4. The Network vs. USB Bottleneck
Finally, there is the connectivity choice: Ethernet or USB 3.0.
* The Network Use Case: As 5-star user JP noted, the “network port is extremely useful” in a “medical practice where front desk staff can share a scanner.” This reduces hardware costs.
* The “Throughput” Use Case: However, user Newbully made a critical discovery: “USB 3.0 is the best to use. I connected a USB 2.0 cable and the speed difference was very noticeble. Of course I hade to set up the network cable and found out that USB 3.0 is much more efficient.”

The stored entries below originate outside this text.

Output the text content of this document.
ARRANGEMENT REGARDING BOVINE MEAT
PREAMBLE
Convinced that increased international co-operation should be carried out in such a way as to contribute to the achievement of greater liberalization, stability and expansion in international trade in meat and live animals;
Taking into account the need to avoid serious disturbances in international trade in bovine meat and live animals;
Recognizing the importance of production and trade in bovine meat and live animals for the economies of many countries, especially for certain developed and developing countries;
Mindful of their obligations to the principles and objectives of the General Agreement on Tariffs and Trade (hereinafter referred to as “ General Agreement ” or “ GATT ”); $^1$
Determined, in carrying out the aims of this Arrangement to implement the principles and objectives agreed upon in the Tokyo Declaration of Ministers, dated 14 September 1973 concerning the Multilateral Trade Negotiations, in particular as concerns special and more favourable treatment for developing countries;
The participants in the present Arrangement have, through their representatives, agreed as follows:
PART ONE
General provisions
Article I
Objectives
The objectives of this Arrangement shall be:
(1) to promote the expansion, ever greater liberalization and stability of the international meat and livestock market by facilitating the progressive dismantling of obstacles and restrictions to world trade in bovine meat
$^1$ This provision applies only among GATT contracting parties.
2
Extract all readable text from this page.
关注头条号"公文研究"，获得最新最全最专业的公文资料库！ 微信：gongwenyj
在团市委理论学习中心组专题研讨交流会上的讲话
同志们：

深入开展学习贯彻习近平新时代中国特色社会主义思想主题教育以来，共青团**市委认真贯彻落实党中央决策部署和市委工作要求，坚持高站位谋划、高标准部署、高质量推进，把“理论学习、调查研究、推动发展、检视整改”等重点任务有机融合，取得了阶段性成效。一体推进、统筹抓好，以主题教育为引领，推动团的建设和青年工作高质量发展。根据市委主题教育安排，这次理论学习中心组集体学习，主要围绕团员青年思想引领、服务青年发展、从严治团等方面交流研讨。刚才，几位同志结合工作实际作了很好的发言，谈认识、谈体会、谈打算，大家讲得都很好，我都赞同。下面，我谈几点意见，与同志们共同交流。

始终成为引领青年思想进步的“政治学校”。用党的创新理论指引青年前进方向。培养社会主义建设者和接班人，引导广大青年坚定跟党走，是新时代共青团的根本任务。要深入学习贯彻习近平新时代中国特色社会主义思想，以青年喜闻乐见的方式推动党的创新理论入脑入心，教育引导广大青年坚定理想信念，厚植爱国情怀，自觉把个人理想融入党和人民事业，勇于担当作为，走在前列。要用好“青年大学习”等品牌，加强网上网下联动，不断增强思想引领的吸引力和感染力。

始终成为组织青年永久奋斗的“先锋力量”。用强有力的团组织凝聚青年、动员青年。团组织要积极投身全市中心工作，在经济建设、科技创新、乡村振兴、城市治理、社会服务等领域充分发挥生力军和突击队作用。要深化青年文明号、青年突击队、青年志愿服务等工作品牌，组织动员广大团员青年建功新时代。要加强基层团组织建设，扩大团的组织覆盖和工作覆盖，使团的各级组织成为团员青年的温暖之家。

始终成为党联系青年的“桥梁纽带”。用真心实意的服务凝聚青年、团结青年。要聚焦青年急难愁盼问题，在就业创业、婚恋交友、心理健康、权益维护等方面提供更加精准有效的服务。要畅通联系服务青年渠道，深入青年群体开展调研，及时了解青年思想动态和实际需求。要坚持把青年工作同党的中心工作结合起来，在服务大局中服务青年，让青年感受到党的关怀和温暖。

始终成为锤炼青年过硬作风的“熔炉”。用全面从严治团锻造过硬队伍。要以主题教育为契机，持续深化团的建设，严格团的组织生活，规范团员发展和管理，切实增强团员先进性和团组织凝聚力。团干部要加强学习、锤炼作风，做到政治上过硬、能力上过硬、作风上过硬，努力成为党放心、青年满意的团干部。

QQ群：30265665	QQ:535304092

This suggests that for maximum speed (e.g., a “purge” scan of 1,000 pages at 600dpi), the direct-attached USB 3.0 connection is superior. The Ethernet port (even if Gigabit) is for convenience and sharing.
Conclusion: A “Work Horse” for Data Integrity
The RICOH fi-8170 is a case study in B2B “intelligent” scanning. Its “brawn” (70PPM engine) is impressive, but its “brain” (onboard image processing, ultrasonic sensors) is what provides the real value. It is not a “plug-and-play” consumer device. It is a powerful, complex “work horse” that, when “set up… with a host of profiles,” transforms a “dumb” paper bottleneck into a fast, reliable, and intelligent digital workflow.